IN LATE JUNE, the trustees of the College Board voted unanimous approval for the most dramatic changes in the history of the SAT, the venerable admissions test that is a gatekeeper of so many American colleges. Beginning in March 2005, the analogy questions that have tormented test-takers since the first SAT in 1926 (untruthful is to mendacious as circumspect is to cautious, etc.) will be abolished. In their place will be more reading comprehension questions, similar to those that already make up most of the verbal test. The math section, which now tests arithmetic, geometry, and basic algebra, will add problems from advanced algebra, while the quantitative comparison questions (which is greater, 2x or x squared, etc.) will be dropped. Finally, a new, separately scored 50 or 60 minute writing test will be added, consisting of multiple choice questions on grammar and usage and a handwritten essay.
The immediate impetus for redesigning the SAT was the attack on the test launched early in 2001 by University of California president Richard Atkinson. Himself a cognitive psychologist and an authority on testing, Atkinson charged that the use of the exam was distorting educational priorities and practices. The SAT, he suggested, though intended to measure verbal and mathematical reasoning ability or aptitude independent of particular courses of study, in reality was more a measure of students' test-taking skills. Recounting a visit to his grandchildren's private school where he found 12-year-olds already being drilled weekly on SAT-type analogies, Atkinson argued that students were wasting valuable
time inside and outside the classroom preparing for the test, time that could be better spent learning history or geometry or English.
Atkinson also asserted that analysis of three decades of undergraduate data at the University of California had shown that the SAT II subject tests, in conjunction with high school grades, were actually a slightly better predictor of success in college than the SAT, and that adding the SAT to the mix improved the predictive power by only a trivial increment. (Interestingly, the same data also seem to show that the SAT II writing test is the best single predictor overall.) Since the SAT II tests could thus be substituted for the SAT without any sacrifice of predictive validity, Atkinson recommended that the University of California system drop the SAT requirement in favor of the SAT II or similar achievement tests assessing mastery of specific college-preparatory subject matter.

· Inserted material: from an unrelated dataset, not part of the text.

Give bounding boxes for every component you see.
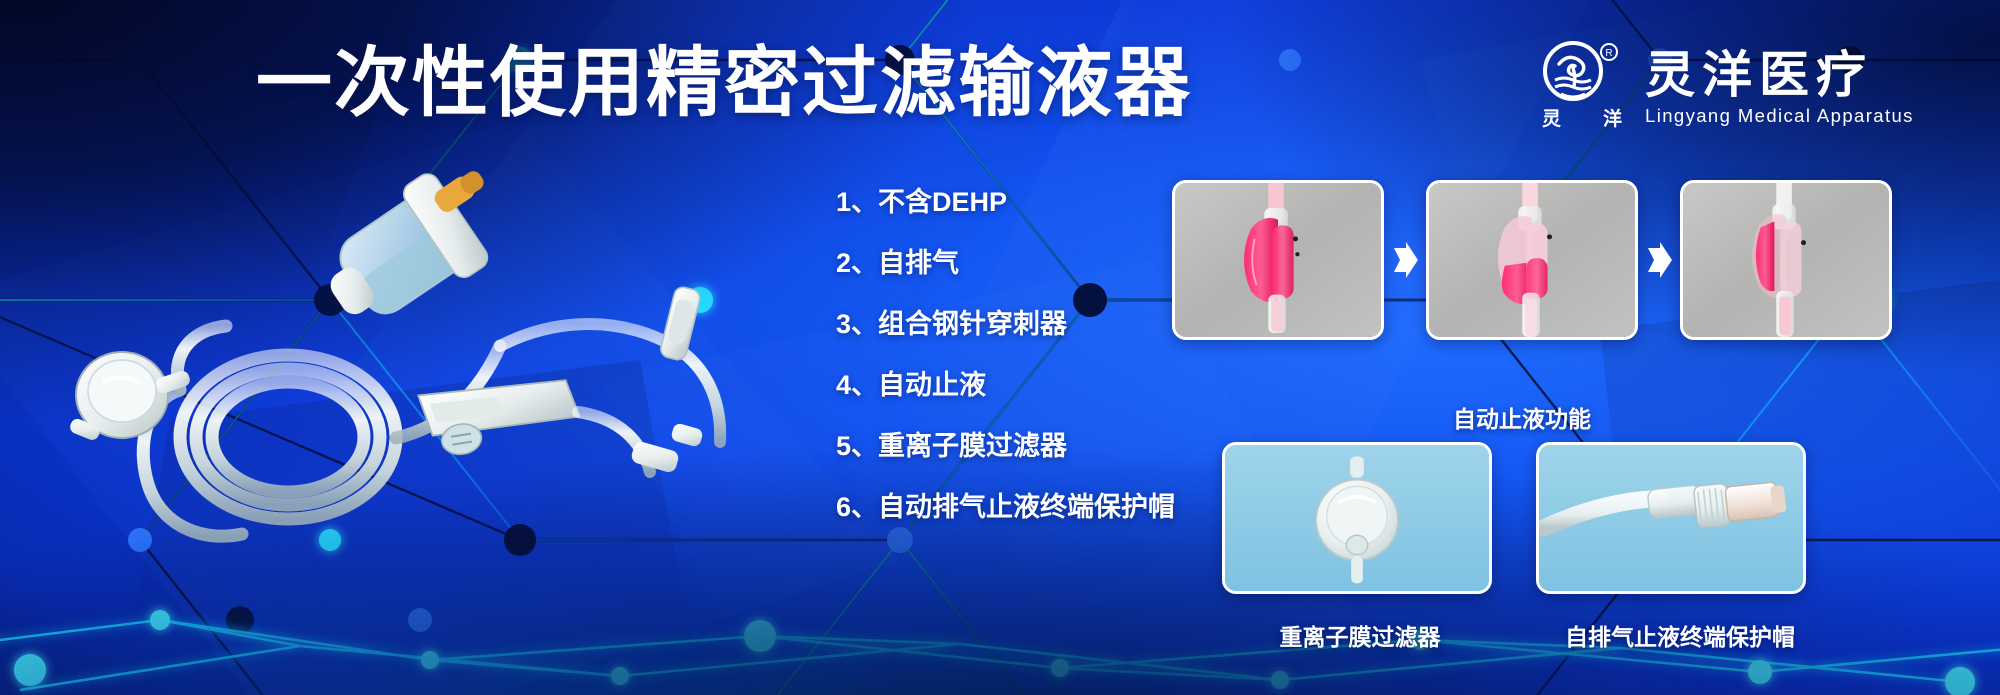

Atkinson's bombshell was front-page news. Losing the University of California as a customer would have been a severe setback for the authority and predominance of the SAT--perhaps a fatal one. Indeed, several liberal opponents of standardized testing gleefully predicted that California's defection would prove to be the beginning of the end for the "Big Test." To many conservatives, on the other hand, Atkinson was not a hero but a villain. They suspected him of attempting an end run around Proposition 209, which had banned racial preferences in California's public colleges and universities.
On this view, liberal egalitarians were bent on killing the test because it stood in the way of achieving a politically correct ethnic mix on campuses; the attack on the SAT was the vanguard of an attack on all standards of merit. In truth, some of Atkinson's statements lent support to these suspicions. He did argue that the SAT was unfair or perceived as unfair to minorities and that it devastated the self-esteem of otherwise accomplished people; and he did plead in the long run for a less test-driven, "more holistic, more comprehensive" evaluation of candidates. (And, independent of the SAT controversy, recent University of California admissions preferences for those who have suffered various hardships or "life challenges" strike some critics as so selectively awarded as to constitute backdoor affirmative action.) But in hindsight it is clear that both liberal and conservative responses to Atkinson tended to fixate on the issue of abolishing the SAT, while ignoring his central demand: to replace aptitude tests with tests of achievement.